Specialist
Former VP at Cano Health Inc
Agenda
- Major trends and developments in the primary care services industry
- Cano Health’s (NYSE: CANO) recent strategic struggles, discussing resignation of board members and senior leadership
- Cano’s value-based care model and competitive differentiation
- Cano’s financial struggles, capital allocation effectiveness and path to profitability
- 2023 company outlook
Questions
1.
What are some major trends and developments you’ve been following in the US value-based care physician group sector over the past 6-12 months or so?
2.
In April 2023, concerned shareholders of Cano Health issued a statement regarding the board’s entrenchment manoeuvres and latest governance failures. The group believes the board has disregarded shareholders’ concerns by appointing Solomon Trujillo as an Independent Chairman. What are your broader thoughts on the company’s work culture and environment, and what trickle-down impact might the leadership-board of director dynamics have on the organisation overall?
3.
How would you suggest Cano should move forwards regarding the status of Mr Trujillo? Or is it the case that the smaller group of shareholders have strong opinions, and it’s more or less run its course?
4.
Moody’s downgraded Cano’s corporate family rating from Caa3 down to a Caa1, but it has a relatively stable rating outlook. The rating downgrade reflects Moody’s view that the company’s capital structure is becoming a bit unsustainable, and the profitability of a default, by way of a distressed exchange, is relatively high. With its significant growth, there does come some erosion in operating performance and profitability, and there is a possibility this could continue when we look through 2023 and 2024. What’s your outlook for Cano’s current credit story? What are your thoughts on the company’s ability to generate positive free cash flow, as well as some of the erosion you saw during your time there when it was at a period of high growth?
5.
There’s been a lot of M&A activity in the space within the past 6-9 months. CVS was previously rumoured to buy Cano, before then acquiring Oak Street Health in May 2023, which was a deal valued to be roughly around USD 10.5bn.

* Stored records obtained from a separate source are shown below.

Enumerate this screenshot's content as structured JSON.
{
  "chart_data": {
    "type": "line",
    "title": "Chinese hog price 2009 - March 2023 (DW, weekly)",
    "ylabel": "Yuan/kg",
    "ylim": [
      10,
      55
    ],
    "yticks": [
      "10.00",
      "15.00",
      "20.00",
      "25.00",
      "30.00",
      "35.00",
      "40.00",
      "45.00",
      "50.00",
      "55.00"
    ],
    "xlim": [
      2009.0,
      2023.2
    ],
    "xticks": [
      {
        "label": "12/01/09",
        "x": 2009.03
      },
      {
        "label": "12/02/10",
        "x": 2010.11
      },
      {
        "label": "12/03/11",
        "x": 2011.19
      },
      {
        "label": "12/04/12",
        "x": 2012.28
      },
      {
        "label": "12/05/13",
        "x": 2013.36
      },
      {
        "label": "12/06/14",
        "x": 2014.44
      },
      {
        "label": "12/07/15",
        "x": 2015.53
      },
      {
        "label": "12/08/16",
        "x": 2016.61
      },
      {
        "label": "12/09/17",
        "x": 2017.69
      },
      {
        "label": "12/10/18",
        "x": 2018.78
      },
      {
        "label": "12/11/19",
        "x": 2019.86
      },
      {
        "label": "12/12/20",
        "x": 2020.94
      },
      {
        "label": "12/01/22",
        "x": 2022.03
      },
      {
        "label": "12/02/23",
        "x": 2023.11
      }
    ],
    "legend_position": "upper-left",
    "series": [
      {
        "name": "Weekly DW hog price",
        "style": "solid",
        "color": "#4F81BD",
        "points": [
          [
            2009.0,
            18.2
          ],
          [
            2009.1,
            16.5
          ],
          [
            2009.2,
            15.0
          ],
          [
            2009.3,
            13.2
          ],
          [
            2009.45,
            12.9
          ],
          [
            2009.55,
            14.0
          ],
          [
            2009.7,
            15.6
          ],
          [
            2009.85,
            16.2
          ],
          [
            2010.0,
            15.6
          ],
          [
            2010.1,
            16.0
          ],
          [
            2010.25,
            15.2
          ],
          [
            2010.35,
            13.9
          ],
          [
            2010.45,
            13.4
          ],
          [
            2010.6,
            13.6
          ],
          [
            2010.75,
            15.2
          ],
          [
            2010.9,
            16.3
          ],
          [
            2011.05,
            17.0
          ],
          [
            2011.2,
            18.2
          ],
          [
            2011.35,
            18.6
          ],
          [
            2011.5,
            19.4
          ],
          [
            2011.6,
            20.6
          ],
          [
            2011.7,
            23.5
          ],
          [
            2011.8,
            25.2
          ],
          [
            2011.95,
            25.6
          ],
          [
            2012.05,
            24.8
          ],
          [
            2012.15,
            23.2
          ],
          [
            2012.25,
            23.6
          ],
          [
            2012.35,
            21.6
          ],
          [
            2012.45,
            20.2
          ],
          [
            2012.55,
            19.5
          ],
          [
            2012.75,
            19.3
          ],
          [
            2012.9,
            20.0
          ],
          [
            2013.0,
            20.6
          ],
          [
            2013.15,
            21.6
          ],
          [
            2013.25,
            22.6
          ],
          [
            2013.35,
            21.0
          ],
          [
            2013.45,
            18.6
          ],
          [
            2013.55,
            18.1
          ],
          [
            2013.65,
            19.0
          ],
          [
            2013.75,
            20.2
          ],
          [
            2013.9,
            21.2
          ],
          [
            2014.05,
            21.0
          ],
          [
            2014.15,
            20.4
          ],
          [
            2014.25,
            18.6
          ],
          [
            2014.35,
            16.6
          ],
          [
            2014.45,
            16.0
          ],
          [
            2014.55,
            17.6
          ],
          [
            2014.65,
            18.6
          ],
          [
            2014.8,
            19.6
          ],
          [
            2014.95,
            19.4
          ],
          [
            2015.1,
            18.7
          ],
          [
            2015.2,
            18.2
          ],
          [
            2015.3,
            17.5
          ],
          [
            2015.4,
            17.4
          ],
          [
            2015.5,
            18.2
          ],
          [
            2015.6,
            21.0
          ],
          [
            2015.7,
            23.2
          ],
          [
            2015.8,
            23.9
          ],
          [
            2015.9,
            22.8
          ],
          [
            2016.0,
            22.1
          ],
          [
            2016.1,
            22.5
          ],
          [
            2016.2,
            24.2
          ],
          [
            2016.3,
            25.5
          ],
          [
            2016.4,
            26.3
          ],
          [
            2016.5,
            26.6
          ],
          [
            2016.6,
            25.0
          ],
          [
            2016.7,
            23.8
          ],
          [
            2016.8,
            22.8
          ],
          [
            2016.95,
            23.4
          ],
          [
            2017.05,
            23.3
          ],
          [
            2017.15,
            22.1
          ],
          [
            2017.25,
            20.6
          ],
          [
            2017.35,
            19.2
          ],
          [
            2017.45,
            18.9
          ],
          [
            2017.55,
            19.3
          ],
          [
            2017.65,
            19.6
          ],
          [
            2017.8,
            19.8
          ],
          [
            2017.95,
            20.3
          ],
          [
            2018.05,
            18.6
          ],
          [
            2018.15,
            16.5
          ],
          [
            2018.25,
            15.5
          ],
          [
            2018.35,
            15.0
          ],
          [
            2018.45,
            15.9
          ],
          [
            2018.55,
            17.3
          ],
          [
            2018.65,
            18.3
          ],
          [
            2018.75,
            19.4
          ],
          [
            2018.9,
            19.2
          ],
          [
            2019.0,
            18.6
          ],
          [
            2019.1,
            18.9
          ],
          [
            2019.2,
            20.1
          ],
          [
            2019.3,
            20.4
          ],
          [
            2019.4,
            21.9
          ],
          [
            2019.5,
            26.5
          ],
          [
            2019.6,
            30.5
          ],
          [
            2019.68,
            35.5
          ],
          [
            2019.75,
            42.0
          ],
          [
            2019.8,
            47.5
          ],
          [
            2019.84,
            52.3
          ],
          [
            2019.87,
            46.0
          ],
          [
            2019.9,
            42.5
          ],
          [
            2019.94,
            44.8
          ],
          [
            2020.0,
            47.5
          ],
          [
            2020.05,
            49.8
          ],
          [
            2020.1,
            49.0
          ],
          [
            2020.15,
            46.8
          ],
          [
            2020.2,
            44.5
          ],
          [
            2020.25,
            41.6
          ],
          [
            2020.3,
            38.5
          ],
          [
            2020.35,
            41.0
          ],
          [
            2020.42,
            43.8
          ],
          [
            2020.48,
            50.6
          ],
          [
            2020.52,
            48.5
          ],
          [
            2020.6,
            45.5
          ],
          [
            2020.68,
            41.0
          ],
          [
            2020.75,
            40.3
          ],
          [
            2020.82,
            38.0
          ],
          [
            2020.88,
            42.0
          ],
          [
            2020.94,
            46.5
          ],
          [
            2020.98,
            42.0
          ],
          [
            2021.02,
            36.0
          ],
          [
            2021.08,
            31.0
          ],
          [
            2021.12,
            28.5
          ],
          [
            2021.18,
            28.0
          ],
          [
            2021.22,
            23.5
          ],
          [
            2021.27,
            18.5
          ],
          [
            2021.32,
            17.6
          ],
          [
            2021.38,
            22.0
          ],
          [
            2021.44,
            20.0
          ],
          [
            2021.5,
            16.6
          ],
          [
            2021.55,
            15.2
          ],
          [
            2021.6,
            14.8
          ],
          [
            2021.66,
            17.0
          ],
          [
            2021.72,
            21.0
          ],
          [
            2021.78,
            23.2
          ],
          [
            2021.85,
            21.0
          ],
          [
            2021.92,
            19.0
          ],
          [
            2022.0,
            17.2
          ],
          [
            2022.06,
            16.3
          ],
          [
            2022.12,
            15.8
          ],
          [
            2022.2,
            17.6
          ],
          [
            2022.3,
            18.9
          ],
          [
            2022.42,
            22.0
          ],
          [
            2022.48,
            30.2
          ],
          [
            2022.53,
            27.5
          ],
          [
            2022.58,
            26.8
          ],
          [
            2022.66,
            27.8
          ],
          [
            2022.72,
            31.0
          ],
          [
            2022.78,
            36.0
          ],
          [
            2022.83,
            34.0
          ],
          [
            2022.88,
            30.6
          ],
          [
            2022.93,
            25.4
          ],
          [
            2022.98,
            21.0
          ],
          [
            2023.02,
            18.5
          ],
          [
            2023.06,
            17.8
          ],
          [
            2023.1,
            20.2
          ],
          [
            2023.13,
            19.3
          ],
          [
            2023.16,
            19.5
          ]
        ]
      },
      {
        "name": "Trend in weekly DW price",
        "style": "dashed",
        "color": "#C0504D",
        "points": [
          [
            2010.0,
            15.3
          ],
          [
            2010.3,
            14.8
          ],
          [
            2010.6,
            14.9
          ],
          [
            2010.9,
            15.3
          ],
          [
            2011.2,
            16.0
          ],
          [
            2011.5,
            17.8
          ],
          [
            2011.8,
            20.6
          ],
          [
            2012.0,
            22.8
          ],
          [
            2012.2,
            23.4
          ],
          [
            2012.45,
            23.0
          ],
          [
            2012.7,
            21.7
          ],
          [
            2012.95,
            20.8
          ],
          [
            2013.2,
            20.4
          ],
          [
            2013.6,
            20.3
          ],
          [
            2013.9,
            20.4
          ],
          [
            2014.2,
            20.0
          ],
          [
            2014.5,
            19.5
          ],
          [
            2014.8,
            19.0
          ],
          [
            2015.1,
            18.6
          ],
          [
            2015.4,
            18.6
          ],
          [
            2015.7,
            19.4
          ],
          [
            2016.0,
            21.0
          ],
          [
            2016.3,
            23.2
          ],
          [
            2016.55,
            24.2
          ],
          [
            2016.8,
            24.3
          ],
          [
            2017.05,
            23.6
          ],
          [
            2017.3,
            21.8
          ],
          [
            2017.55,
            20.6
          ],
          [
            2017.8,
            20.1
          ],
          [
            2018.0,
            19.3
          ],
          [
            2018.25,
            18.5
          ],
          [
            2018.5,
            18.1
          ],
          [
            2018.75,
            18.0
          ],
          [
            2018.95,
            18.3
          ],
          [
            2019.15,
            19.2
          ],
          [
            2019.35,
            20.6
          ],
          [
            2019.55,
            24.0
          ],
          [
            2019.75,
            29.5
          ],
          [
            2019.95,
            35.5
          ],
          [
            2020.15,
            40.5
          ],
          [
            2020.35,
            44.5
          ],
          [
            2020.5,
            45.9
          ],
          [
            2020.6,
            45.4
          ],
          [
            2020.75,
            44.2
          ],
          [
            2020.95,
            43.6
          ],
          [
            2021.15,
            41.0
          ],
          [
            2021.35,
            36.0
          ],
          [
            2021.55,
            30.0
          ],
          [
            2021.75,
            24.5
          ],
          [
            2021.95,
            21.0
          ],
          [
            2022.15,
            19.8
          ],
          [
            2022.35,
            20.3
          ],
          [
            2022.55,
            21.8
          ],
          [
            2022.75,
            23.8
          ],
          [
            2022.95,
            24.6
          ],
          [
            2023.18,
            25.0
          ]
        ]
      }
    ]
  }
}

What are your thoughts on CVS’s strategic rationale behind picking Oak Street over Cano, noting the pros and cons between the two companies’ business models?
6.
Aside from the CVS-Oak Street merger, we saw other retail players scoop up Cano’s competitors, including Walgreens increasing its ownership stake in VillageMD, announced in October 2021. How are you assessing the likelihood that Cano could still be an acquisition target in a couple of years?
7.
Cano reported capitation revenue of around USD 841m, which was an increase of 25% YoY, but we saw the PMPM [per member per month] capitation revenue was 13% lower YoY. This was primarily driven by a higher proportion of non-Medicare members, which was partially offset by overall membership growth. What’s your forecasted outlook for Cano’s PMPM capitation revenue to fluctuate as we move later into 2024 and 2025, given the increased scrutiny the MA [Medicare Advantage] space is currently facing in regards to auditing and rate cuts?
8.
How might accelerated capitation membership growth erode Cano’s risk adjustment capabilities? Or is it more so if we see more impact on the ICD [International Classification of Diseases]-10 or ICD-9 changes, that would materially impact the company’s risk adjustment capacities more significantly than accelerated capitation membership growth?
9.
What improvements has Cano made in either its risk adjustment or population health management departments to be able to better serve a higher volume of risk-bearing patients?
10.
What’s your take on the opportunity the Medicaid redetermination might pose for Cano to fuel organic membership growth within its Medicaid and ACA [Affordable Care Act] business?
11.
Can you explain what methods Cano Health utilised to better manage cost of care in comparison to other PCP [primary care provider] groups?
12.
How would you compare Cano Health’s level of patient engagement and preventative tactics within its MA population vs Oak Street Health?
13.
Labour has been an issue for virtually every player in the healthcare space. How has Cano weathered physician labour shortages and combated the rising wage inflation? When you were with the company, did you see any strategies implemented to combat turnover levels and maximise retention that either fared relatively well or poorly?
14.
We saw SG&A expenses decrease for Cano from roughly USD 108m to USD 96.5m from Q4 2022 into Q1 2023. What should we be attributing this decrease in SG&A expenses to? What are you seeing in terms of physician total comp, and how is that factored into the overall SG&A expenses?
15.
What challenges Cano faces with scaling or expanding its value-based care model into new geographies? To what extent is Cano’s standardisation of internal operations easily replicated across newer markets with different demographics than its core market in southern Florida?
16.
Cano’s 2023 projected medical centre footprint will downsize marginally from 172 to 170. Could you discuss the typical timeline to profitability the company realises across its medical centres, noting any areas in this process where you see potential room for improvement?
17.
What is your strategic outlook for Cano Health, highlighting any key factors we haven’t discussed yet or that you think we should continue to monitor?